From: Dewayne Hendricks <dewayne () warpspeed com>
Date: October 13, 2005 12:20:08 PM EDT
To: Dewayne-Net Technology List <dewayne-net () warpspeed com>
Subject: [Dewayne-Net] Here Come the Giants
Reply-To: dewayne () warpspeed com


[Note: Blog entry from 'Participatory Culture', the developers of DTV, the Internet TV application. Worth reading! DLH]
Here Come the Giants

<http://participatoryculture.org/blog/2005/10/here-come-the-giants/>

There was lots of thunder this week as giant corporations make moves to capture the online video ‘market’. Apple, which dominates digital music, just introduced an iPod that plays video and an iTunes video store. They don’t have a ton of content right now, but they have some exclusive TV shows, beautiful electronics, and enormous momentum.

Earlier in the week, Microsoft and Real announced that they will work together to promote a music store that will likely grow to include a video store. Microsoft will, of course, aggressively push this on Windows users. And don’t doubt Microsoft’s ability to push mediocre services– Alexa ranks 3 Microsoft web sites in the 10 ten most popular english language sites: MSN at #2, passport.net at #4, and microsoft.com at #6. Those sites don’t really attract visitors as much as they get visitors delivered to them by the Windows monopoly. The same could easily happen for video, despite Apple’s big headstart.

Yahoo and Google are also in the battle and so are electronic companies like Sony, movie studios like Sony, and video rental companies like Blockbuster and Netflix. Online video looks like a multi-industry convergence point / competitive explosion. Everyone knows video will be a big pie. Probably the big pie.

But let’s step back for a second. Imagine if 25 years ago the US government licensed some key internet technologies to companies and what we call the ‘internet’ developed into a private, expensive research and telecommunications network. It’s not a far-fetched a scenario, it could have made a lot of sense at the time. A few years later AOL would have come along and built their exciting, high tech, ‘online’ service with simplicity and good features at a price that individuals could afford (this is exactly what AOL did, actually). Without the internet to compete, AOL would have grown and grown until Microsoft eventually builds a competing, service called ‘MSN’ that, like AOL, would give users a nice batch of tools and services to dial in to. Both AOL and MSN would have had chat rooms and celebrity photos and auctions and then music and video too. And they would, of course, be distinct and incompatible, vying for marketshare and making exclusive deals with different news services and entertainment companies– perfect competitors. Everything would have seemed fine. Better than fine, in fact; both services would have represented an amazing new use of technology, connecting people instantly in ways previously imagined by science fiction. Who could complain?
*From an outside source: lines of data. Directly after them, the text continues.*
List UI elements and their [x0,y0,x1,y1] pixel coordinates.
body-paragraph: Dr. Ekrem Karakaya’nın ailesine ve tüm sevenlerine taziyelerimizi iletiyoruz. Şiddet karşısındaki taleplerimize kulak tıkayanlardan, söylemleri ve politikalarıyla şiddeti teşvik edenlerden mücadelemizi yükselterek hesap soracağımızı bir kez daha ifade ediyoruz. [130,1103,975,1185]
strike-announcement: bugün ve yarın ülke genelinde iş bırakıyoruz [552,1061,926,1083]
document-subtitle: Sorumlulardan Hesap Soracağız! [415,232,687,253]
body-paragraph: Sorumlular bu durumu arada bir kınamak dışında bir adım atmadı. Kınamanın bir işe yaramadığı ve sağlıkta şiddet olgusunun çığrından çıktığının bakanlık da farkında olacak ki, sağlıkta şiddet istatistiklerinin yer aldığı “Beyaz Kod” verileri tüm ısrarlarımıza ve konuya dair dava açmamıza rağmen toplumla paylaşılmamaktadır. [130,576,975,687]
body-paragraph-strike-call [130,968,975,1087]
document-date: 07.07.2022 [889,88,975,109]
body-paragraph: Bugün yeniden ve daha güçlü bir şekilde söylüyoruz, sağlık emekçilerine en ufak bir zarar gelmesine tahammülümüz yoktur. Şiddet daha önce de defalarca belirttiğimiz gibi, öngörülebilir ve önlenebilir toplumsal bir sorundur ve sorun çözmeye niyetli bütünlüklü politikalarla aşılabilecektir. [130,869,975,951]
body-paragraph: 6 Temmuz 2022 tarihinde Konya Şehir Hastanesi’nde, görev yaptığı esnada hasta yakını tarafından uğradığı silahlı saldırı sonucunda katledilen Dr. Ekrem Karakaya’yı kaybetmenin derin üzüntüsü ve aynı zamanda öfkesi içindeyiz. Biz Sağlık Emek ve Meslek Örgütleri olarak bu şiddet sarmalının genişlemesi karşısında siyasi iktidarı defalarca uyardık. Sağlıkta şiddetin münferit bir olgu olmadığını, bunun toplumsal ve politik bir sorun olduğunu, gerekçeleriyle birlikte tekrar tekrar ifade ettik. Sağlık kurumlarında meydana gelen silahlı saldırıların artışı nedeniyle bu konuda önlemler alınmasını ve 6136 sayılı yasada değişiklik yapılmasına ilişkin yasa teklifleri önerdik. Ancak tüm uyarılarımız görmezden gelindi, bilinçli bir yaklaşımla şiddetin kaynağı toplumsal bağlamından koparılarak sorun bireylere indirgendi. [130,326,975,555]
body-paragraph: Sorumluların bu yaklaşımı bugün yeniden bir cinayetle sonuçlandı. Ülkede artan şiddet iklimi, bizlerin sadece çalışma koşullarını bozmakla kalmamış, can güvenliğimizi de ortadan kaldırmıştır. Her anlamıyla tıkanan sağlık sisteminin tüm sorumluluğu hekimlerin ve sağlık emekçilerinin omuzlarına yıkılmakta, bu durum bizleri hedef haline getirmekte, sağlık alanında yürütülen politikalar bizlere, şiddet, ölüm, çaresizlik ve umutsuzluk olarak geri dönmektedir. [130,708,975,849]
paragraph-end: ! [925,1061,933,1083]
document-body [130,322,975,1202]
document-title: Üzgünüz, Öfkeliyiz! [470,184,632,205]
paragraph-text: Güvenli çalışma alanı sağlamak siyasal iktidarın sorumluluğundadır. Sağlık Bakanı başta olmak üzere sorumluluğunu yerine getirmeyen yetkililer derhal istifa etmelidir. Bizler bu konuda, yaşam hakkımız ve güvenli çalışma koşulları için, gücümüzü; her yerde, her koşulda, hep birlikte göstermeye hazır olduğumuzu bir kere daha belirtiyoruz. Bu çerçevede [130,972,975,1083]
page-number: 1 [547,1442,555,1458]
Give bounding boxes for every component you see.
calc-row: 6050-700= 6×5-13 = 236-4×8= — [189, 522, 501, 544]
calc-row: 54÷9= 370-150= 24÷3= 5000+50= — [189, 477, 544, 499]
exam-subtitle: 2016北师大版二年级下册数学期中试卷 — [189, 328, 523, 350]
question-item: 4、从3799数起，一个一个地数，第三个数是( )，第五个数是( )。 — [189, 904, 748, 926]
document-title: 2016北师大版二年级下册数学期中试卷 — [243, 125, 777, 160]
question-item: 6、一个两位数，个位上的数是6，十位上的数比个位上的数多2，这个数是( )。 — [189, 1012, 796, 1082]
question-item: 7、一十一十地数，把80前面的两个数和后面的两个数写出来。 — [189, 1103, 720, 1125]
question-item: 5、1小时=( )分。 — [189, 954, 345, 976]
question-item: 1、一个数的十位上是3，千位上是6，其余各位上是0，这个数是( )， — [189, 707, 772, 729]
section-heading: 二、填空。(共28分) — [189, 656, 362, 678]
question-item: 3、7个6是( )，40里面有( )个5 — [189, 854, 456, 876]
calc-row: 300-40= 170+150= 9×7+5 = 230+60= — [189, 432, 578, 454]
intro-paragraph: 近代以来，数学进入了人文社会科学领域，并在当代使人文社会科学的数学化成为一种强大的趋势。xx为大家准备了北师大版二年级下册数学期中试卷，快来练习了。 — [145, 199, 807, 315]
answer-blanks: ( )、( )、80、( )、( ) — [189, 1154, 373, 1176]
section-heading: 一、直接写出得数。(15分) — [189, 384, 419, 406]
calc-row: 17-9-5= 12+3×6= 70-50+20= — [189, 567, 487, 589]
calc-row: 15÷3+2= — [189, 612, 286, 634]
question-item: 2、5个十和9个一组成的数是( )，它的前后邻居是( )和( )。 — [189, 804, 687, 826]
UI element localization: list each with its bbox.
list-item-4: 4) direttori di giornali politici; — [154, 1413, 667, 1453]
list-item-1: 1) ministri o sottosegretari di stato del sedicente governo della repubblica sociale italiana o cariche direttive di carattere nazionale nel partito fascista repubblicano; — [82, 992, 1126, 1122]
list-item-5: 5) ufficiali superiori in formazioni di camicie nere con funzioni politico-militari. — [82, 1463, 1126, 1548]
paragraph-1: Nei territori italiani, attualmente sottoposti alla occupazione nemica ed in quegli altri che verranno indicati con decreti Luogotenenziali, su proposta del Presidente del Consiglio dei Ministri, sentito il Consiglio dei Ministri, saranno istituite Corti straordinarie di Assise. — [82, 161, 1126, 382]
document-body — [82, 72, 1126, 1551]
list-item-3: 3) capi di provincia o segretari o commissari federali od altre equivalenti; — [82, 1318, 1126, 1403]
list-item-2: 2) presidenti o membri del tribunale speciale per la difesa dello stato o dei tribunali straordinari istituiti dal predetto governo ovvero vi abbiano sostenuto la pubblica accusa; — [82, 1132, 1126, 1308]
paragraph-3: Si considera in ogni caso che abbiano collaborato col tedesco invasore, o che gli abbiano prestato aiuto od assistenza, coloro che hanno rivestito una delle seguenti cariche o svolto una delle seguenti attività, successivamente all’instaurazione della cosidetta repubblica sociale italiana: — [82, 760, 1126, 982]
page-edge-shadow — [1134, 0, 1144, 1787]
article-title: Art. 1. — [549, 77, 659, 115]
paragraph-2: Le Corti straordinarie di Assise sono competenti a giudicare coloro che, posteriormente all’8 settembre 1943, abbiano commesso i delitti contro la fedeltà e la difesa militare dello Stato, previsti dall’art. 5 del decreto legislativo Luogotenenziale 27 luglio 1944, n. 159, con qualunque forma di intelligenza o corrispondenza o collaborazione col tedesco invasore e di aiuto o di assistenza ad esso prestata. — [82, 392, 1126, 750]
But instead of closed online services we got the internet. Thank God. AOL’s private enclave, where companies had to pay giant amounts of money just to get a ‘keyword’, eventually succumbed to the torrential force of wild, wonderful internet openness. What’s scary is how easily we could have been happily trapped in a world of crappy online services– the scenario above sounds great if you’ve never seen the internet. But now that we’ve all lived with the internet for a few years, it’s obvious to everyone what a disaster it would have been if ‘online’ meant connecting to a closed corporate service.